Das helle Sonnenlicht trübte sich ein. Dicke schwarze Wolken verdunkelten von Osten her den Himmel. Sie erschrak vor einem purpurnen Lichtblitz, der die Wolken von innen erhellte. Fast sofort ertönten ein peitschender Knall und ein tiefes, anhaltendes Donnern, das durch den Himmel zu rollen schien.
Sie schaute zum Felsen zurück, der plötzlich sehr weit entfernt schien und sah, dass die Leute umherliefen und die kleinen Kinder aufsammelten. Mit hämmerndem Herzen richtete Weit sich auf und machte sich auf den Rückweg.
Und dann öffnete der verdunkelte Himmel die Schleusen. Die schweren Regentropfen prasselten auf die nackte Haut und den ungeschützten Kopf und schlugen kleine Krater in den Schmutz. Der Boden verwandelte sich alsbald in klebrigen Matsch, der ihr an den Füßen haftete und sie bremste.
Wieder zuckte ein Blitz auf, diesmal als großer Licht-Fluss, der kurz den Himmel mit der Erde verband. Betäubt stolperte sie und fiel in den Matsch. Infernalischer Lärm umtoste sie, als ob der Weltuntergang bevorstünde.
Sie sah, dass die hohe Palme in der Mitte der Lichtung der Länge nach gespalten war und brannte. Die Flammen züngelten an den Palmwedeln, die schlaff von der Baumkrone hingen. Das Feuer breitete sich schnell über das restliche Dickicht aus und griff dann aufs trockene Gras der Ebene über.

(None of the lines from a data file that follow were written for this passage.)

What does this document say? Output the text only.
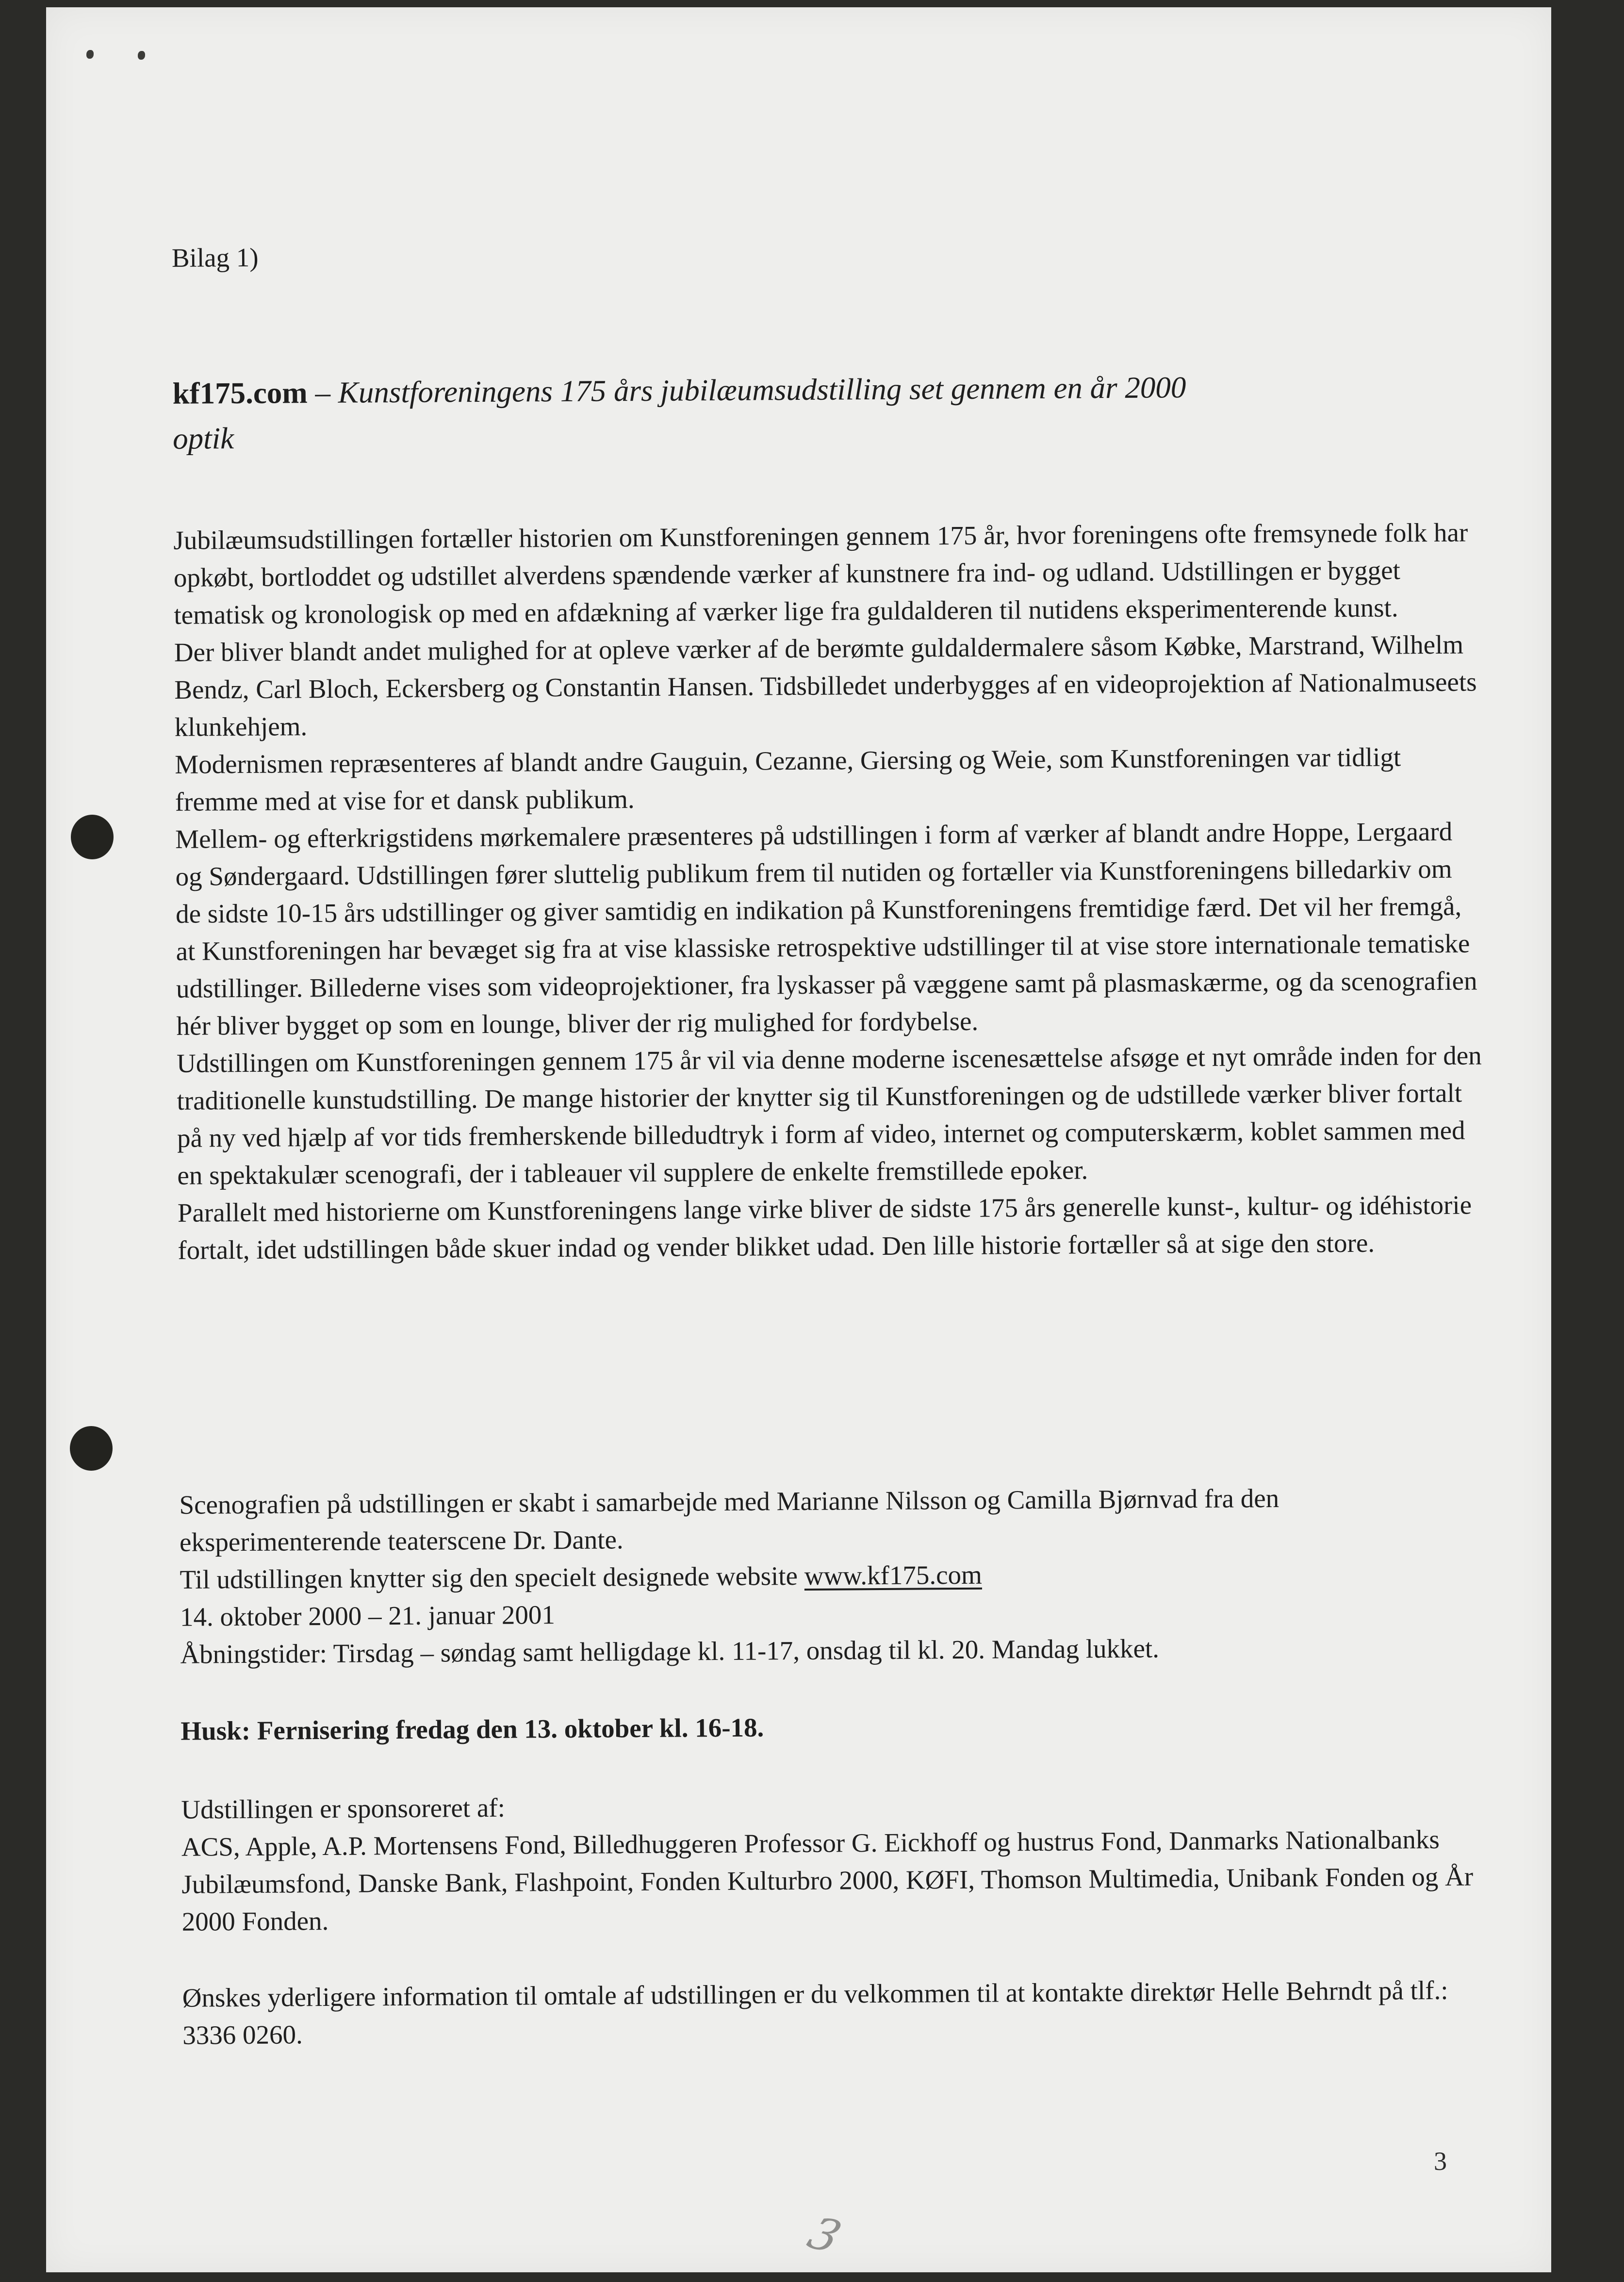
Bilag 1)

kf175.com – Kunstforeningens 175 års jubilæumsudstilling set gennem en år 2000
optik

Jubilæumsudstillingen fortæller historien om Kunstforeningen gennem 175 år, hvor foreningens ofte fremsynede folk har opkøbt, bortloddet og udstillet alverdens spændende værker af kunstnere fra ind- og udland. Udstillingen er bygget tematisk og kronologisk op med en afdækning af værker lige fra guldalderen til nutidens eksperimenterende kunst.

Der bliver blandt andet mulighed for at opleve værker af de berømte guldaldermalere såsom Købke, Marstrand, Wilhelm Bendz, Carl Bloch, Eckersberg og Constantin Hansen. Tidsbilledet underbygges af en videoprojektion af Nationalmuseets klunkehjem.

Modernismen repræsenteres af blandt andre Gauguin, Cezanne, Giersing og Weie, som Kunstforeningen var tidligt fremme med at vise for et dansk publikum.

Mellem- og efterkrigstidens mørkemalere præsenteres på udstillingen i form af værker af blandt andre Hoppe, Lergaard og Søndergaard. Udstillingen fører sluttelig publikum frem til nutiden og fortæller via Kunstforeningens billedarkiv om de sidste 10-15 års udstillinger og giver samtidig en indikation på Kunstforeningens fremtidige færd. Det vil her fremgå, at Kunstforeningen har bevæget sig fra at vise klassiske retrospektive udstillinger til at vise store internationale tematiske udstillinger. Billederne vises som videoprojektioner, fra lyskasser på væggene samt på plasmaskærme, og da scenografien hér bliver bygget op som en lounge, bliver der rig mulighed for fordybelse.

Udstillingen om Kunstforeningen gennem 175 år vil via denne moderne iscenesættelse afsøge et nyt område inden for den traditionelle kunstudstilling. De mange historier der knytter sig til Kunstforeningen og de udstillede værker bliver fortalt på ny ved hjælp af vor tids fremherskende billedudtryk i form af video, internet og computerskærm, koblet sammen med en spektakulær scenografi, der i tableauer vil supplere de enkelte fremstillede epoker.

Parallelt med historierne om Kunstforeningens lange virke bliver de sidste 175 års generelle kunst-, kultur- og idéhistorie fortalt, idet udstillingen både skuer indad og vender blikket udad. Den lille historie fortæller så at sige den store.

Scenografien på udstillingen er skabt i samarbejde med Marianne Nilsson og Camilla Bjørnvad fra den eksperimenterende teaterscene Dr. Dante.

Til udstillingen knytter sig den specielt designede website www.kf175.com

14. oktober 2000 – 21. januar 2001

Åbningstider: Tirsdag – søndag samt helligdage kl. 11-17, onsdag til kl. 20. Mandag lukket.

Husk: Fernisering fredag den 13. oktober kl. 16-18.

Udstillingen er sponsoreret af:

ACS, Apple, A.P. Mortensens Fond, Billedhuggeren Professor G. Eickhoff og hustrus Fond, Danmarks Nationalbanks Jubilæumsfond, Danske Bank, Flashpoint, Fonden Kulturbro 2000, KØFI, Thomson Multimedia, Unibank Fonden og År 2000 Fonden.

Ønskes yderligere information til omtale af udstillingen er du velkommen til at kontakte direktør Helle Behrndt på tlf.: 3336 0260.

3
3
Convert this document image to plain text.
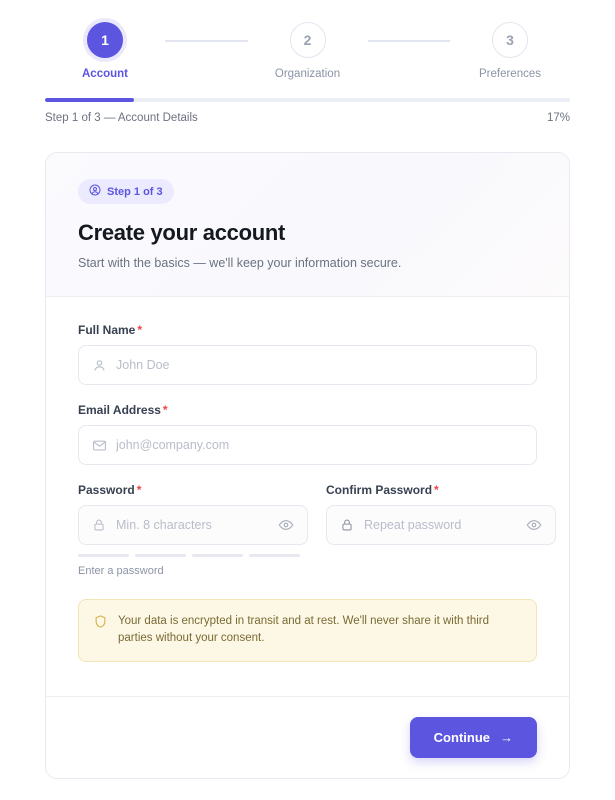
1
Account
2
Organization
3
Preferences
Step 1 of 3 — Account Details	17%
Step 1 of 3
Create your account
Start with the basics — we'll keep your information secure.
Full Name *
John Doe
Email Address *
john@company.com
Password *
Min. 8 characters
Enter a password
Confirm Password *
Repeat password
Your data is encrypted in transit and at rest. We'll never share it with third parties without your consent.
Continue →
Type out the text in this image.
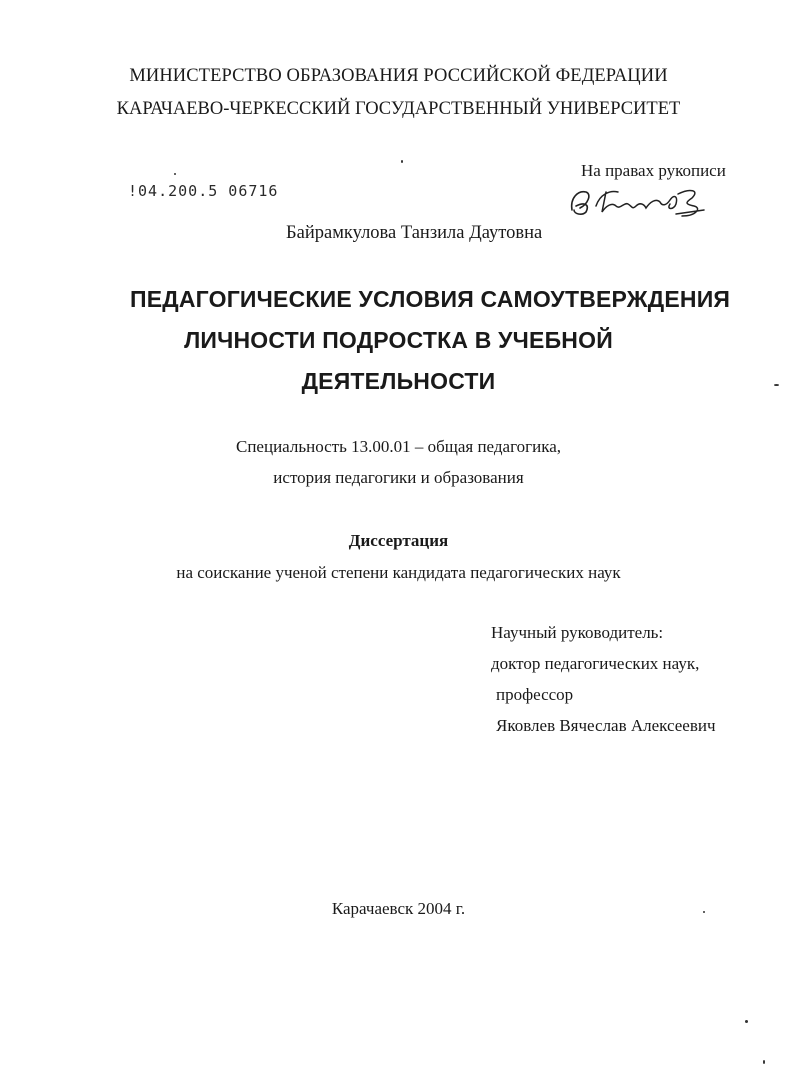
МИНИСТЕРСТВО ОБРАЗОВАНИЯ РОССИЙСКОЙ ФЕДЕРАЦИИ
КАРАЧАЕВО-ЧЕРКЕССКИЙ ГОСУДАРСТВЕННЫЙ УНИВЕРСИТЕТ
!04.200.5 06716
На правах рукописи
Байрамкулова Танзила Даутовна
ПЕДАГОГИЧЕСКИЕ УСЛОВИЯ САМОУТВЕРЖДЕНИЯ
ЛИЧНОСТИ ПОДРОСТКА В УЧЕБНОЙ
ДЕЯТЕЛЬНОСТИ
Специальность 13.00.01 – общая педагогика,
история педагогики и образования
Диссертация
на соискание ученой степени кандидата педагогических наук
Научный руководитель:
доктор педагогических наук,
профессор
Яковлев Вячеслав Алексеевич
Карачаевск 2004 г.
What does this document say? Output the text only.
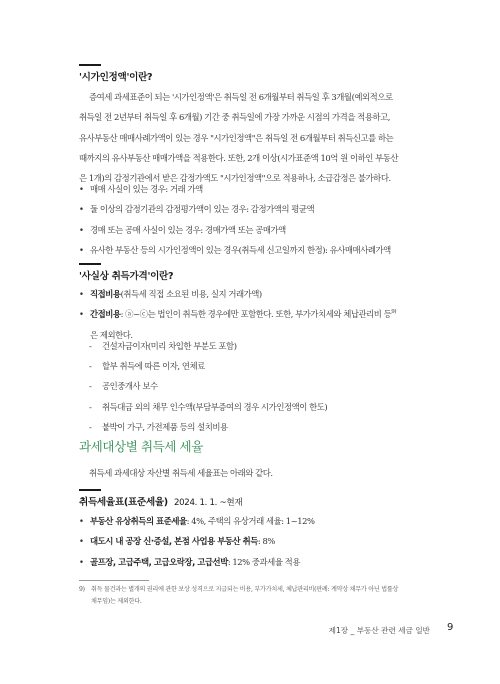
'시가인정액'이란?
증여세 과세표준이 되는 '시가인정액'은 취득일 전 6개월부터 취득일 후 3개월(예외적으로
취득일 전 2년부터 취득일 후 6개월) 기간 중 취득일에 가장 가까운 시점의 가격을 적용하고,
유사부동산 매매사례가액이 있는 경우 "시가인정액"은 취득일 전 6개월부터 취득신고를 하는
때까지의 유사부동산 매매가액을 적용한다. 또한, 2개 이상(시가표준액 10억 원 이하인 부동산
은 1개)의 감정기관에서 받은 감정가액도 "시가인정액"으로 적용하나, 소급감정은 불가하다.
• 매매 사실이 있는 경우: 거래 가액
• 둘 이상의 감정기관의 감정평가액이 있는 경우: 감정가액의 평균액
• 경매 또는 공매 사실이 있는 경우: 경매가액 또는 공매가액
• 유사한 부동산 등의 시가인정액이 있는 경우(취득세 신고일까지 한정): 유사매매사례가액
'사실상 취득가격'이란?
• 직접비용(취득세 직접 소요된 비용, 실지 거래가액)
• 간접비용: ⓐ~ⓒ는 법인이 취득한 경우에만 포함한다. 또한, 부가가치세와 체납관리비 등$^{9)}$
은 제외한다.
- 건설자금이자(미리 차입한 부분도 포함)
- 할부 취득에 따른 이자, 연체료
- 공인중개사 보수
- 취득대금 외의 채무 인수액(부담부증여의 경우 시가인정액이 한도)
- 붙박이 가구, 가전제품 등의 설치비용
과세대상별 취득세 세율
취득세 과세대상 자산별 취득세 세율표는 아래와 같다.
취득세율표(표준세율) 2024. 1. 1. ~현재
• 부동산 유상취득의 표준세율: 4%, 주택의 유상거래 세율: 1~12%
• 대도시 내 공장 신·증설, 본점 사업용 부동산 취득: 8%
• 골프장, 고급주택, 고급오락장, 고급선박: 12% 중과세율 적용
9) 취득 물건과는 별개의 권리에 관한 보상 성격으로 지급되는 비용, 부가가치세, 체납관리비(판례: 계약상 채무가 아닌 법률상
채무임)는 제외한다.
제1장 _ 부동산 관련 세금 일반 9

Eine grauschwarze Rauchwolke stieg vor ihr auf. Sie kam wieder auf die Füße und versuchte weiterzulaufen. Trotz des anhaltenden Regens breitete das Feuer sich jedoch schnell aus. Es war ein sehr trockener Sommer gewesen, und die Savanne war mit vergilbtem Gras, vertrockneten Büschen und umgestürzten Bäumen bedeckt, die wie Zunder brannten. Irgendwo trompetete ein Elefant. Weit erkannte dünne Gestalten, die durch den Rauch flohen – vielleicht Giraffen.
Die Hominiden waren aber in Sicherheit. Die Flammen züngelten harmlos am Rand der Felseninsel. Der Rauch und die Hitze würden ihnen zwar zusetzen, aber niemand würde daran sterben. Und wenn Weit den Felsen erreichte, wäre auch sie in Sicherheit. Aber sie war noch hunderte Meter entfernt und wurde zudem durch den Vorhang aus Rauch und Feuer von ihm abgeschnitten. Die Flammen breiteten sich als Lauffeuer durch das lange trockene Gras aus. Die Halme verbrannten in einem Wimpernschlag. Die verqualmte Luft verursachte einen Hustenreiz. Schwelende, versengte Pflanzenreste flogen durch die Luft. Wenn sie auf sie niedergingen, verursachten sie einen brennenden Schmerz.
Sie tat das Einzige, was sie zu tun vermochte. Sie machte kehrt und rannte: rannte nach Westen, weg vom Feuer und weg von der Familie.
Sie hörte nicht auf zu rennen, bis sie zu einem dichten Wäldchen gelangte. Vor der massiven grünen Wand hielt sie für einen Moment inne. Hier lauerten andere Gefahren, doch zumindest war dieser Ort nicht durch das Feuer bedroht. Sie drang in den Wald ein.